Maya was killed by her mother’s partner, Jordan Monaghan, who was already a convicted child murderer when he took her life. He had previously been found guilty of killing his own two children, Ruby and Logan, in Lancashire. Despite those convictions, he was living freely and had access to Maya. Her family have never been able to make sense of how that was allowed to happen.
Now they’re back, pushing for what they’ve called Maya’s Law, a proposed change that would require authorities to automatically flag known child killers to social services and family courts when they enter new relationships where children are present. It sounds obvious. Somehow, it isn’t already the law.
Maya’s grandmother, speaking to campaigners earlier this year, put it plainly: the system had every piece of information it needed to protect that little girl, and it still failed her. That’s the part that’s hardest to sit with.
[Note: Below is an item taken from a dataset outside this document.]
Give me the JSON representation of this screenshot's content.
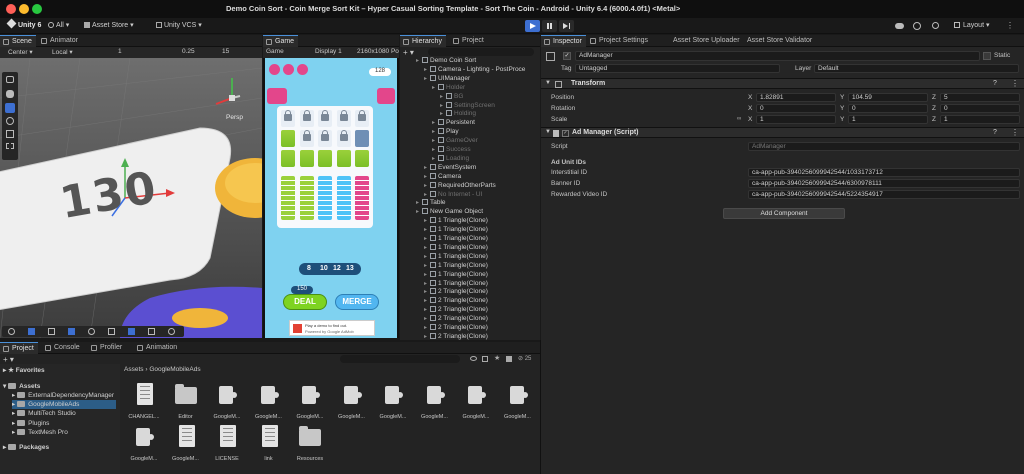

The campaign has gained renewed momentum, with the family working alongside child protection charities and a handful of MPs who’ve agreed to raise the issue formally in Parliament. They’re pushing for a statutory duty, not guidance, not a suggestion, but a legal requirement that closes the gap Monaghan slipped through.
Child protection law in England and Wales currently relies heavily on information-sharing between agencies, which in practice can mean crucial details about an individual’s history simply don’t reach the people who need them most. The system is fragmented, and fragmented systems have consequences.
Campaigners point out that this isn’t about punishing people who’ve served their sentences. It’s about the children who come after. A two-year-old can’t protect herself. She relies entirely on adults and institutions doing their jobs properly.
Whether Parliament will act, and how quickly, remains the question. Maya’s family have already waited long enough.